«Игродром. Что нужно знать о видеоиграх и игровой культуре»

Современный человек все чаще предпочитает видеоигры более традиционным видам развлечений. Так же как кино и музыка, игровая индустрия привлекает огромные средства, демонстрирует технологические успехи и говорит на серьезные темы. Видеоигры проникли не только в сферу развлечений, но также в образование, бизнес и науку — и, само собой, привлекают исследователей. В книге «Игродром. Что нужно знать о видеоиграх и игровой культуре» (издательство «Эксмо») философ, сотрудник Московского центра исследований видеоигр Александр Ветушинский рассказывает, что из себя представляют видеоигры и почему они так важны. Автор знакомит читателя с академическими исследованиями видеоигр, помещая свой рассказ в более широкий академический и культурный контекст. Оргкомитет премии «Просветитель» включил эту книгу в «длинный список» из 25 книг, среди которых будут выбраны финалисты и лауреаты премии. N + 1 предлагает своим читателям ознакомиться с отрывком, посвященным переходу game studies от осмысления правил (что такое игра и из чего на состоит) к исследованию идей и смыслов и способам их извлечения с помощью игровых механик.

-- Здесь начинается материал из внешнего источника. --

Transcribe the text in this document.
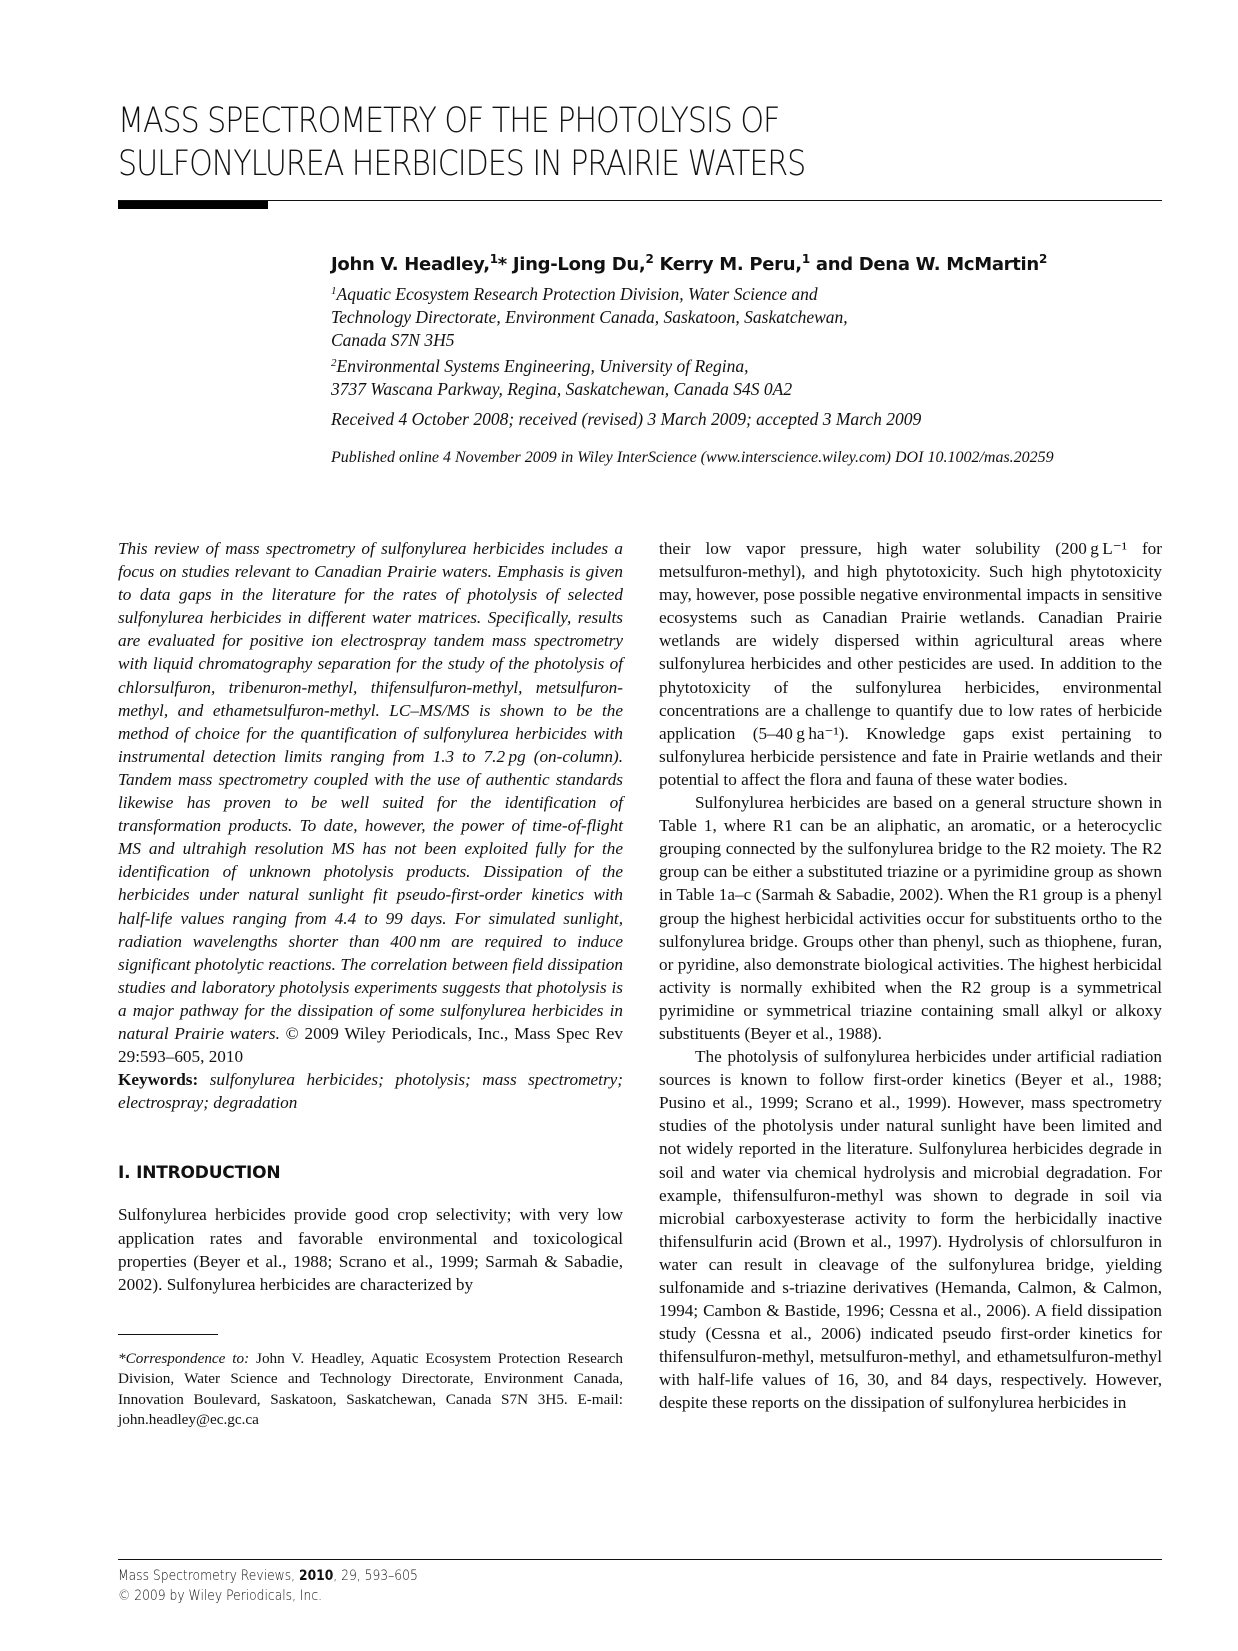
MASS SPECTROMETRY OF THE PHOTOLYSIS OF
SULFONYLUREA HERBICIDES IN PRAIRIE WATERS
John V. Headley,$^1$* Jing-Long Du,$^2$ Kerry M. Peru,$^1$ and Dena W. McMartin$^2$
$^1$Aquatic Ecosystem Research Protection Division, Water Science and
Technology Directorate, Environment Canada, Saskatoon, Saskatchewan,
Canada S7N 3H5
$^2$Environmental Systems Engineering, University of Regina,
3737 Wascana Parkway, Regina, Saskatchewan, Canada S4S 0A2
Received 4 October 2008; received (revised) 3 March 2009; accepted 3 March 2009
Published online 4 November 2009 in Wiley InterScience (www.interscience.wiley.com) DOI 10.1002/mas.20259

This review of mass spectrometry of sulfonylurea herbicides includes a focus on studies relevant to Canadian Prairie waters. Emphasis is given to data gaps in the literature for the rates of photolysis of selected sulfonylurea herbicides in different water matrices. Specifically, results are evaluated for positive ion electrospray tandem mass spectrometry with liquid chromatography separation for the study of the photolysis of chlorsulfuron, tribenuron-methyl, thifensulfuron-methyl, metsulfuron-methyl, and ethametsulfuron-methyl. LC–MS/MS is shown to be the method of choice for the quantification of sulfonylurea herbicides with instrumental detection limits ranging from 1.3 to 7.2 pg (on-column). Tandem mass spectrometry coupled with the use of authentic standards likewise has proven to be well suited for the identification of transformation products. To date, however, the power of time-of-flight MS and ultrahigh resolution MS has not been exploited fully for the identification of unknown photolysis products. Dissipation of the herbicides under natural sunlight fit pseudo-first-order kinetics with half-life values ranging from 4.4 to 99 days. For simulated sunlight, radiation wavelengths shorter than 400 nm are required to induce significant photolytic reactions. The correlation between field dissipation studies and laboratory photolysis experiments suggests that photolysis is a major pathway for the dissipation of some sulfonylurea herbicides in natural Prairie waters. © 2009 Wiley Periodicals, Inc., Mass Spec Rev 29:593–605, 2010

Keywords: sulfonylurea herbicides; photolysis; mass spectrometry; electrospray; degradation

I. INTRODUCTION

Sulfonylurea herbicides provide good crop selectivity; with very low application rates and favorable environmental and toxicological properties (Beyer et al., 1988; Scrano et al., 1999; Sarmah & Sabadie, 2002). Sulfonylurea herbicides are characterized by

*Correspondence to: John V. Headley, Aquatic Ecosystem Protection Research Division, Water Science and Technology Directorate, Environment Canada, Innovation Boulevard, Saskatoon, Saskatchewan, Canada S7N 3H5. E-mail: john.headley@ec.gc.ca

their low vapor pressure, high water solubility (200 g L⁻¹ for metsulfuron-methyl), and high phytotoxicity. Such high phytotoxicity may, however, pose possible negative environmental impacts in sensitive ecosystems such as Canadian Prairie wetlands. Canadian Prairie wetlands are widely dispersed within agricultural areas where sulfonylurea herbicides and other pesticides are used. In addition to the phytotoxicity of the sulfonylurea herbicides, environmental concentrations are a challenge to quantify due to low rates of herbicide application (5–40 g ha⁻¹). Knowledge gaps exist pertaining to sulfonylurea herbicide persistence and fate in Prairie wetlands and their potential to affect the flora and fauna of these water bodies.

Sulfonylurea herbicides are based on a general structure shown in Table 1, where R1 can be an aliphatic, an aromatic, or a heterocyclic grouping connected by the sulfonylurea bridge to the R2 moiety. The R2 group can be either a substituted triazine or a pyrimidine group as shown in Table 1a–c (Sarmah & Sabadie, 2002). When the R1 group is a phenyl group the highest herbicidal activities occur for substituents ortho to the sulfonylurea bridge. Groups other than phenyl, such as thiophene, furan, or pyridine, also demonstrate biological activities. The highest herbicidal activity is normally exhibited when the R2 group is a symmetrical pyrimidine or symmetrical triazine containing small alkyl or alkoxy substituents (Beyer et al., 1988).

The photolysis of sulfonylurea herbicides under artificial radiation sources is known to follow first-order kinetics (Beyer et al., 1988; Pusino et al., 1999; Scrano et al., 1999). However, mass spectrometry studies of the photolysis under natural sunlight have been limited and not widely reported in the literature. Sulfonylurea herbicides degrade in soil and water via chemical hydrolysis and microbial degradation. For example, thifensulfuron-methyl was shown to degrade in soil via microbial carboxyesterase activity to form the herbicidally inactive thifensulfurin acid (Brown et al., 1997). Hydrolysis of chlorsulfuron in water can result in cleavage of the sulfonylurea bridge, yielding sulfonamide and s-triazine derivatives (Hemanda, Calmon, & Calmon, 1994; Cambon & Bastide, 1996; Cessna et al., 2006). A field dissipation study (Cessna et al., 2006) indicated pseudo first-order kinetics for thifensulfuron-methyl, metsulfuron-methyl, and ethametsulfuron-methyl with half-life values of 16, 30, and 84 days, respectively. However, despite these reports on the dissipation of sulfonylurea herbicides in

Mass Spectrometry Reviews, 2010, 29, 593–605
© 2009 by Wiley Periodicals, Inc.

Процедурная риторика и людогерменевтика

Чем дальше развивались game studies, тем очевиднее становилось, что говорить лишь об игровых формах и структурах означает игнорировать другие — не менее важные — аспекты видеоигр. Движение к такому выводу можно разделить на три этапа: сначала в фокусе находился вопрос игровой сущности (что именно делает видеоигру видеоигрой?), затем в центре оказался вопрос ядра и периферии (из чего состоит видеоигра и как эти составляющие упорядочить с точки зрения их значимости?), на третьем же этапе (к концу 2000-х годов) возобладала радикальная множественность тем и подходов — без указания на то, что одни из них более значимые, нежели другие1. Объяснение здесь довольно простое: во-первых, к концу 2000-х годов game studies уже стали полноценной частью академического мира и больше не нуждались в специальном обосновании; во-вторых, к изучению видеоигр обратились представители самых разных дисциплин, а значит, литературоведческие проблемы и методы уже не могли претендовать на исключительный статус; наконец, в-третьих, к game studies присоединились исследователи из новых стран и регионов, для которых сама дилемма нарратологии и людологии изначально не представляла особого интереса.

1

Таким образом, новый виток в развитии академических исследований видеоигр напрямую связан с радикальным расширением самой исследовательской области. Теперь ученых интересовали не только сущностные особенности видеоигр, но и игровые сообщества, игровая экономика, влияние материальных факторов (программного и аппаратного обеспечения) на специфику видеоигр и многое другое. Но если людология слабела, то интерес к нарративу, напротив, только рос. И хотя это совсем не возвращение «побежденной» нарратологии, именно этот сюжет представляется мне наиболее значимым в рамках дальнейшего развития game studies — особенно учитывая, насколько это резонирует с нарративным поворотом в игровой индустрии, связанным с появлением жанра симулятора ходьбы.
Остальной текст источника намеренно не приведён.